23
Im achtundzwanzigsten Stock eines Hotelhochhauses mit berühmtem Ausblick auf die Rainbow Bridge warte ich auf Miles. Die Bar ist schummrig beleuchtet. Kleine Kerzen flackern auf den schiefergrauen Tischen und akzentuieren die Großstadtlichter vor den riesigen, bodentiefen Panoramafenstern. Das Rot, Weiß und Blau der Brückenbeleuchtung spiegelt sich auf den tanzenden Wellen. Das Geklimper eines Flügels liefert die diskrete Begleitmusik zu den Unterhaltungen der schick gekleideten Einheimischen, zwischen denen vereinzelte Grüppchen von Westlern sitzen.
Ich langweile mich.
Der Rest meiner Crew ist in eine Karaoke-Bar abgezogen, die ausgesprochen nett klang, und eine Kollegin, mit der man wahrscheinlich viel Spaß haben kann, ist mitgegangen. Wenn ich Zeit gehabt hätte, hätte ich mich gern angeschlossen. Ich brauche nach dem Bruch mit Amy eine Ersatzfreundin.

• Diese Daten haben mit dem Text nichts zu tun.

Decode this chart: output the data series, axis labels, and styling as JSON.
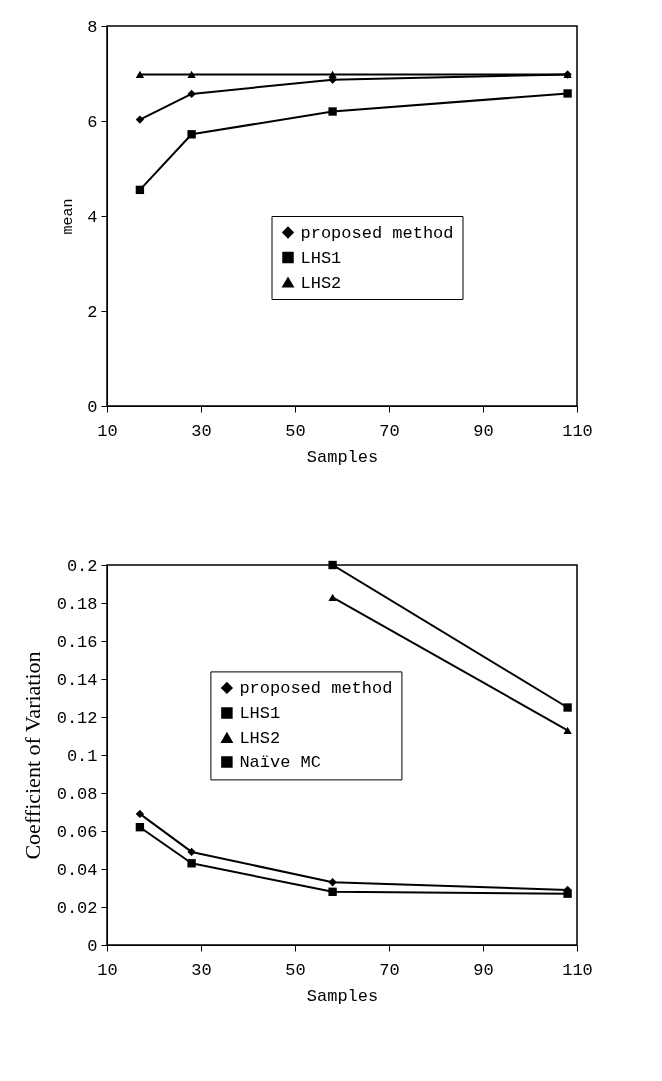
{
  "chart_data": [
    {
      "type": "line",
      "xlabel": "Samples",
      "ylabel": "mean",
      "x": [
        17,
        28,
        58,
        108
      ],
      "xlim": [
        10,
        110
      ],
      "xticks": [
        10,
        30,
        50,
        70,
        90,
        110
      ],
      "ylim": [
        0,
        8
      ],
      "yticks": [
        0,
        2,
        4,
        6,
        8
      ],
      "grid": false,
      "legend": "center",
      "series": [
        {
          "name": "proposed method",
          "color": "#000000",
          "marker": "diamond",
          "values": [
            6.03,
            6.57,
            6.87,
            6.98
          ]
        },
        {
          "name": "LHS1",
          "color": "#000000",
          "marker": "square",
          "values": [
            4.55,
            5.72,
            6.2,
            6.58
          ]
        },
        {
          "name": "LHS2",
          "color": "#000000",
          "marker": "triangle",
          "values": [
            6.98,
            6.98,
            6.98,
            6.98
          ]
        }
      ]
    },
    {
      "type": "line",
      "xlabel": "Samples",
      "ylabel": "Coefficient of Variation",
      "x": [
        17,
        28,
        58,
        108
      ],
      "xlim": [
        10,
        110
      ],
      "xticks": [
        10,
        30,
        50,
        70,
        90,
        110
      ],
      "ylim": [
        0,
        0.2
      ],
      "yticks": [
        0,
        0.02,
        0.04,
        0.06,
        0.08,
        0.1,
        0.12,
        0.14,
        0.16,
        0.18,
        0.2
      ],
      "grid": false,
      "legend": "center left",
      "series": [
        {
          "name": "proposed method",
          "color": "#000000",
          "marker": "diamond",
          "values": [
            0.069,
            0.049,
            0.033,
            0.029
          ]
        },
        {
          "name": "LHS1",
          "color": "#000000",
          "marker": "square",
          "values": [
            0.062,
            0.043,
            0.028,
            0.027
          ]
        },
        {
          "name": "LHS2",
          "color": "#000000",
          "marker": "triangle",
          "values": [
            null,
            null,
            0.183,
            0.113
          ]
        },
        {
          "name": "Naïve MC",
          "color": "#000000",
          "marker": "square",
          "values": [
            null,
            null,
            0.2,
            0.125
          ]
        }
      ]
    }
  ]
}
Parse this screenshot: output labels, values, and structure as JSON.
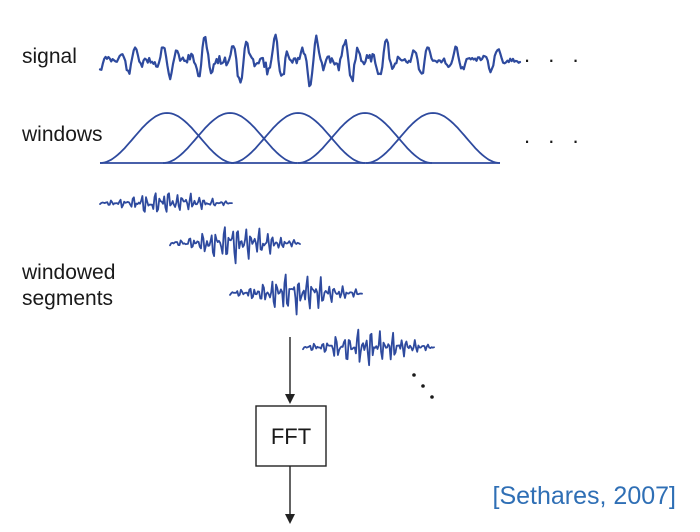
{
  "labels": {
    "signal": "signal",
    "windows": "windows",
    "windowed_line1": "windowed",
    "windowed_line2": "segments",
    "fft": "FFT",
    "citation": "[Sethares, 2007]"
  },
  "ellipsis": ". . .",
  "colors": {
    "wave": "#2e4a9e",
    "text": "#1a1a1a",
    "citation": "#2f6fb5",
    "stroke": "#222222"
  },
  "window_count": 5
}
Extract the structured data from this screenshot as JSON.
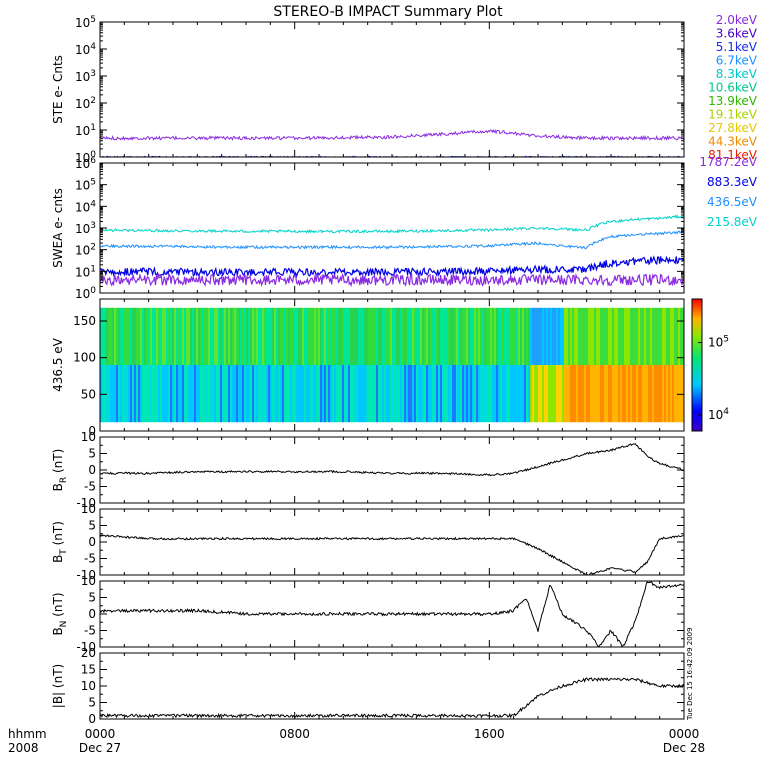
{
  "title": "STEREO-B IMPACT Summary Plot",
  "time_axis": {
    "label_top": "hhmm",
    "label_bottom": "2008",
    "ticks": [
      {
        "hours": 0,
        "top": "0000",
        "bottom": "Dec 27"
      },
      {
        "hours": 8,
        "top": "0800",
        "bottom": ""
      },
      {
        "hours": 16,
        "top": "1600",
        "bottom": ""
      },
      {
        "hours": 24,
        "top": "0000",
        "bottom": "Dec 28"
      }
    ]
  },
  "timestamp": "Tue Dec 15 16:42:09 2009",
  "colors": {
    "ste_2.0": "#8a2be2",
    "ste_3.6": "#4b00c8",
    "ste_5.1": "#1a2cf0",
    "ste_6.7": "#1e90ff",
    "ste_8.3": "#00c8c8",
    "ste_10.6": "#00c88c",
    "ste_13.9": "#32b400",
    "ste_19.1": "#aad200",
    "ste_27.8": "#e6c800",
    "ste_44.3": "#f08c00",
    "ste_81.1": "#e02000",
    "swea_1787": "#8a2be2",
    "swea_883": "#0000e6",
    "swea_436": "#1e90ff",
    "swea_215": "#00d2c8"
  },
  "chart_data": [
    {
      "type": "line",
      "panel": "STE",
      "ylabel": "STE e- Cnts",
      "yscale": "log",
      "ylim": [
        1,
        100000
      ],
      "ytick_labels": [
        "10^0",
        "10^1",
        "10^2",
        "10^3",
        "10^4",
        "10^5"
      ],
      "legend": [
        {
          "label": "2.0keV",
          "color_key": "ste_2.0"
        },
        {
          "label": "3.6keV",
          "color_key": "ste_3.6"
        },
        {
          "label": "5.1keV",
          "color_key": "ste_5.1"
        },
        {
          "label": "6.7keV",
          "color_key": "ste_6.7"
        },
        {
          "label": "8.3keV",
          "color_key": "ste_8.3"
        },
        {
          "label": "10.6keV",
          "color_key": "ste_10.6"
        },
        {
          "label": "13.9keV",
          "color_key": "ste_13.9"
        },
        {
          "label": "19.1keV",
          "color_key": "ste_19.1"
        },
        {
          "label": "27.8keV",
          "color_key": "ste_27.8"
        },
        {
          "label": "44.3keV",
          "color_key": "ste_44.3"
        },
        {
          "label": "81.1keV",
          "color_key": "ste_81.1"
        }
      ],
      "series": [
        {
          "color_key": "ste_2.0",
          "x": [
            0,
            4,
            8,
            12,
            14,
            16,
            18,
            20,
            24
          ],
          "y": [
            5,
            5,
            5,
            5.5,
            7,
            9,
            6,
            5,
            5
          ]
        },
        {
          "color_key": "ste_5.1",
          "x": [
            0,
            24
          ],
          "y": [
            1,
            1
          ]
        }
      ]
    },
    {
      "type": "line",
      "panel": "SWEA",
      "ylabel": "SWEA e- cnts",
      "yscale": "log",
      "ylim": [
        1,
        1000000
      ],
      "ytick_labels": [
        "10^0",
        "10^1",
        "10^2",
        "10^3",
        "10^4",
        "10^5",
        "10^6"
      ],
      "legend": [
        {
          "label": "1787.2eV",
          "color_key": "swea_1787"
        },
        {
          "label": "883.3eV",
          "color_key": "swea_883"
        },
        {
          "label": "436.5eV",
          "color_key": "swea_436"
        },
        {
          "label": "215.8eV",
          "color_key": "swea_215"
        }
      ],
      "series": [
        {
          "color_key": "swea_215",
          "x": [
            0,
            6,
            12,
            16,
            18,
            19,
            20,
            21,
            22,
            23,
            24
          ],
          "y": [
            800,
            700,
            700,
            800,
            1000,
            900,
            800,
            2000,
            2500,
            2800,
            3500
          ]
        },
        {
          "color_key": "swea_436",
          "x": [
            0,
            6,
            12,
            16,
            18,
            19,
            20,
            21,
            22,
            23,
            24
          ],
          "y": [
            150,
            130,
            130,
            150,
            200,
            150,
            120,
            400,
            500,
            550,
            650
          ]
        },
        {
          "color_key": "swea_883",
          "x": [
            0,
            6,
            12,
            16,
            18,
            20,
            21,
            22,
            24
          ],
          "y": [
            10,
            9,
            9,
            10,
            12,
            12,
            25,
            30,
            35
          ]
        },
        {
          "color_key": "swea_1787",
          "x": [
            0,
            12,
            24
          ],
          "y": [
            4,
            4,
            4
          ]
        }
      ]
    },
    {
      "type": "heatmap",
      "panel": "PAD",
      "ylabel": "436.5 eV",
      "ylim": [
        0,
        180
      ],
      "yticks": [
        0,
        50,
        100,
        150
      ],
      "colorbar_ticks": [
        {
          "value": 10000,
          "label": "10^4"
        },
        {
          "value": 100000,
          "label": "10^5"
        }
      ],
      "colorbar_range": [
        6000,
        400000
      ],
      "regions": [
        {
          "from_hours": 0,
          "to_hours": 18,
          "description_level": "mid"
        },
        {
          "from_hours": 18,
          "to_hours": 24,
          "description_level": "high"
        }
      ]
    },
    {
      "type": "line",
      "panel": "BR",
      "ylabel": "B_R (nT)",
      "ylim": [
        -10,
        10
      ],
      "yticks": [
        -10,
        -5,
        0,
        5,
        10
      ],
      "series": [
        {
          "name": "",
          "x": [
            0,
            2,
            4,
            6,
            8,
            10,
            12,
            14,
            16,
            17,
            18,
            19,
            20,
            21,
            22,
            22.5,
            23,
            24
          ],
          "y": [
            -1,
            -1,
            -0.5,
            -0.5,
            -0.5,
            -0.5,
            -1,
            -1,
            -1.5,
            -1,
            1,
            3,
            5,
            6,
            8,
            4,
            2,
            0
          ]
        }
      ]
    },
    {
      "type": "line",
      "panel": "BT",
      "ylabel": "B_T (nT)",
      "ylim": [
        -10,
        10
      ],
      "yticks": [
        -10,
        -5,
        0,
        5,
        10
      ],
      "series": [
        {
          "name": "",
          "x": [
            0,
            2,
            4,
            6,
            8,
            10,
            12,
            14,
            16,
            17,
            18,
            18.5,
            19,
            20,
            21,
            22,
            22.5,
            23,
            24
          ],
          "y": [
            2,
            1,
            1,
            1,
            1,
            1,
            1,
            1,
            1,
            1,
            -2,
            -4,
            -6,
            -10,
            -8,
            -9,
            -6,
            1,
            2
          ]
        }
      ]
    },
    {
      "type": "line",
      "panel": "BN",
      "ylabel": "B_N (nT)",
      "ylim": [
        -10,
        10
      ],
      "yticks": [
        -10,
        -5,
        0,
        5,
        10
      ],
      "series": [
        {
          "name": "",
          "x": [
            0,
            2,
            4,
            6,
            8,
            10,
            12,
            14,
            16,
            17,
            17.5,
            18,
            18.5,
            19,
            20,
            20.5,
            21,
            21.5,
            22,
            22.5,
            23,
            24
          ],
          "y": [
            1,
            1,
            1,
            0,
            0,
            0,
            0,
            0,
            0,
            1,
            5,
            -5,
            9,
            0,
            -5,
            -10,
            -5,
            -10,
            -2,
            10,
            8,
            9
          ]
        }
      ]
    },
    {
      "type": "line",
      "panel": "B",
      "ylabel": "|B| (nT)",
      "ylim": [
        0,
        20
      ],
      "yticks": [
        0,
        5,
        10,
        15,
        20
      ],
      "series": [
        {
          "name": "",
          "x": [
            0,
            2,
            4,
            6,
            8,
            10,
            12,
            14,
            16,
            17,
            17.5,
            18,
            19,
            20,
            21,
            22,
            23,
            24
          ],
          "y": [
            1,
            1,
            1,
            1,
            1,
            1,
            1,
            1,
            1,
            1,
            4,
            7,
            10,
            12,
            12,
            12,
            10,
            10
          ]
        }
      ]
    }
  ]
}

»Tut mir so, so leid«, sagt Miles, als er neben mir auftaucht. »Mein Termin hat länger gedauert.«
Es folgt eine peinliche Pause, in der er augenscheinlich überlegt, wie er mich begrüßen soll. Wir sind zwar weit weg von zu Hause, doch Miles wirkt für seine Verhältnisse extrem sensibel dafür, dass wir unter Menschen sind. Wir küssen uns hastig auf die Wangen, dann setzt er sich neben mich.
»Was möchtest du trinken?«, fragt er.
Ich greife nach der Cocktailkarte und studiere die englischen Bezeichnungen, die praktischerweise neben den japanischen
Schriftzeichen abgedruckt sind. Ich entscheide mich für einen Green Destiny: eine Mischung aus Wodka, Gurke, Kiwi und Apfelsaft. Miles nimmt eine Margarita.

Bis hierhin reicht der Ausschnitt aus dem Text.